Chronique

Eric Löhrer, Jean-Charles Richard

L(EG)ACY

Eric Löhrer (g), Jean-Charles Richard (ss, bs)

Label / Distribution : Subsequence

Steve Lacy a photographié les musicien·nes de jazz au début des années cinquante à New-York, preuve de son immense acte d’amour envers cette musique. Cela l’a rapidement conduit à pratiquer le saxophone soprano, devenant ainsi le premier à s’y consacrer pleinement après Sidney Bechet. Profondément marqués par l’originalité de ce musicien majeur du XXe siècle, Eric Löhrer et Jean-Charles Richard célèbrent sa mémoire en publiant cet instantané, L(EG)ACY.

Le choix des morceaux est judicieux : en plus de deux compositions d’Eric Löhrer et d’un traditionnel, cinq perles issues de l’œuvre lacyenne côtoient deux personnages déterminants dans la carrière artistique du sopraniste. Tout d’abord Cecil Taylor qui, avec « Louise », laisse libre cours à la notion de swing, juste avant l’arrivée des déflagrations du free jazz. Ici, la guitare d’Eric Löhrer répond avec inventivité au phrasé aérien de Jean-Charles Richard, le blues transparaît en filigrane et la décontraction avec laquelle le thème se développe demeure étonnante.
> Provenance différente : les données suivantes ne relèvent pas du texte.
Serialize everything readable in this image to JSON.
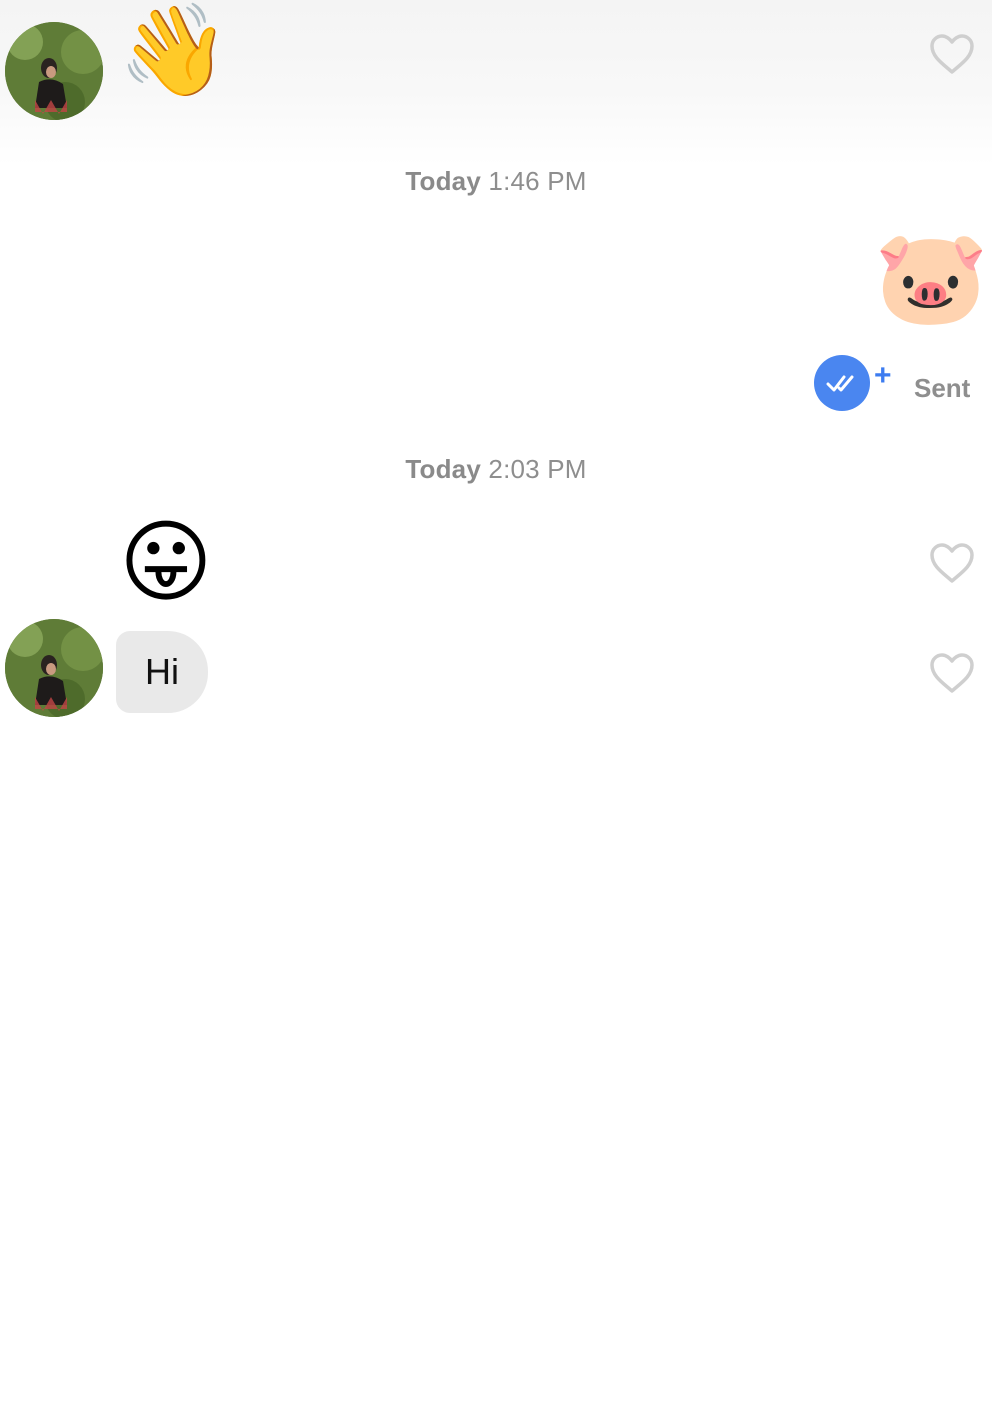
{
  "messages": [
    {
      "from": "other",
      "emoji": "👋"
    },
    {
      "timestamp_day": "Today",
      "timestamp_time": "1:46 PM"
    },
    {
      "from": "me",
      "emoji": "🐷",
      "status": "Sent"
    },
    {
      "timestamp_day": "Today",
      "timestamp_time": "2:03 PM"
    },
    {
      "from": "other",
      "emoji": "😛"
    },
    {
      "from": "other",
      "text": "Hi"
    }
  ],
  "icons": {
    "like": "heart-outline-icon",
    "seen": "double-check-icon",
    "add": "plus-icon"
  },
  "colors": {
    "accent": "#4a86f0",
    "bubble": "#e9e9e9",
    "meta_text": "#8e8e8e"
  }
}
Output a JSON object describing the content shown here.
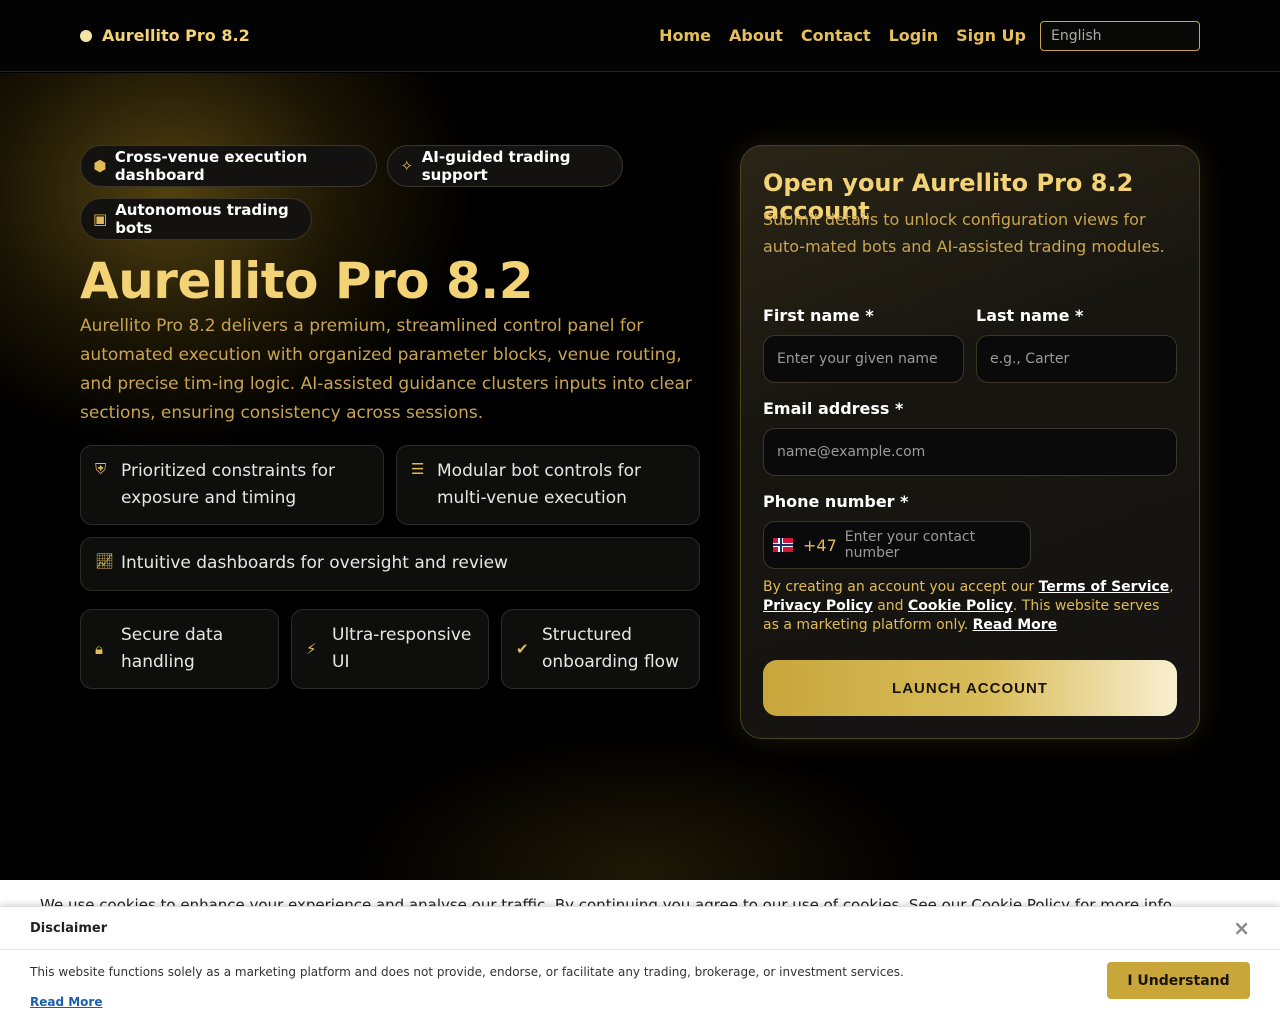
{
  "header": {
    "brand": "Aurellito Pro 8.2",
    "nav": [
      "Home",
      "About",
      "Contact",
      "Login",
      "Sign Up"
    ],
    "language": "English"
  },
  "hero": {
    "badges": [
      {
        "label": "Cross-venue execution dashboard",
        "icon": "cubes-icon"
      },
      {
        "label": "AI-guided trading support",
        "icon": "magic-wand-icon"
      },
      {
        "label": "Autonomous trading bots",
        "icon": "robot-icon"
      }
    ],
    "title": "Aurellito Pro 8.2",
    "description": "Aurellito Pro 8.2 delivers a premium, streamlined control panel for automated execution with organized parameter blocks, venue routing, and precise tim-ing logic. AI-assisted guidance clusters inputs into clear sections, ensuring consistency across sessions.",
    "features": [
      {
        "text": "Prioritized constraints for exposure and timing",
        "icon": "shield-icon"
      },
      {
        "text": "Modular bot controls for multi-venue execution",
        "icon": "sliders-icon"
      },
      {
        "text": "Intuitive dashboards for oversight and review",
        "icon": "line-chart-icon"
      },
      {
        "text": "Secure data handling",
        "icon": "lock-icon"
      },
      {
        "text": "Ultra-responsive UI",
        "icon": "lightning-icon"
      },
      {
        "text": "Structured onboarding flow",
        "icon": "check-circle-icon"
      }
    ]
  },
  "form": {
    "title": "Open your Aurellito Pro 8.2 account",
    "subtitle": "Submit details to unlock configuration views for auto-mated bots and AI-assisted trading modules.",
    "first_name_label": "First name *",
    "first_name_placeholder": "Enter your given name",
    "last_name_label": "Last name *",
    "last_name_placeholder": "e.g., Carter",
    "email_label": "Email address *",
    "email_placeholder": "name@example.com",
    "phone_label": "Phone number *",
    "phone_code": "+47",
    "phone_placeholder": "Enter your contact number",
    "terms_prefix": "By creating an account you accept our ",
    "terms_link": "Terms of Service",
    "terms_comma": ",",
    "privacy_link": "Privacy Policy",
    "and_text": " and ",
    "cookie_link": "Cookie Policy",
    "terms_suffix": ". This website serves as a marketing platform only. ",
    "read_more": "Read More",
    "submit": "LAUNCH ACCOUNT"
  },
  "cookie_strip": {
    "text": "We use cookies to enhance your experience and analyse our traffic. By continuing you agree to our use of cookies. See our Cookie Policy for more info."
  },
  "disclaimer": {
    "title": "Disclaimer",
    "close": "×",
    "text": "This website functions solely as a marketing platform and does not provide, endorse, or facilitate any trading, brokerage, or investment services.",
    "read_more": "Read More",
    "button": "I Understand"
  }
}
L’âme de Thelonious Monk, éternel inspirateur de Lacy, est présente avec son cheval de bataille « Evidence », mais c’est « Bright Mississippi » qui témoigne le mieux de l’interaction vivifiante du duo. Le baryton esquisse des pas de danse avec la guitare électrique.

La plume inventive du saxophoniste américain est évoquée avec « Retreat », parsemé par les explorations cristallines du guitariste qui apporte un soutien à l’énonciation vocale de Jean-Charles Richard. Les mélodies se répandent avec une rare délicatesse, proches du goût du mystère que cultivait Steve Lacy. « Esteem » n’échappe pas à l’expérimentation menée par un Lacy infatigable inventeur de sons, en particulier dans les années soixante-dix. Constamment éveillées, les incursions décisives de la guitare abordent des labyrinthes secrets et bousculent les diverses sonorités électriques. Quant à l’intonation poétique qui prévaut dans « Art », elle révèle l’attrait de cette composition, désormais devenue un standard éblouissant.

A l’image de l’introspection troublante d’« Insomnia », L(EG)ACY révèle des champs exploratoires infinis, hérités de la somme musicale que nous a léguée Steve Lacy. Cette investigation féerique abordée par Eric Löhrer et Jean-Charles Richard vient de donner naissance à un album mirifique.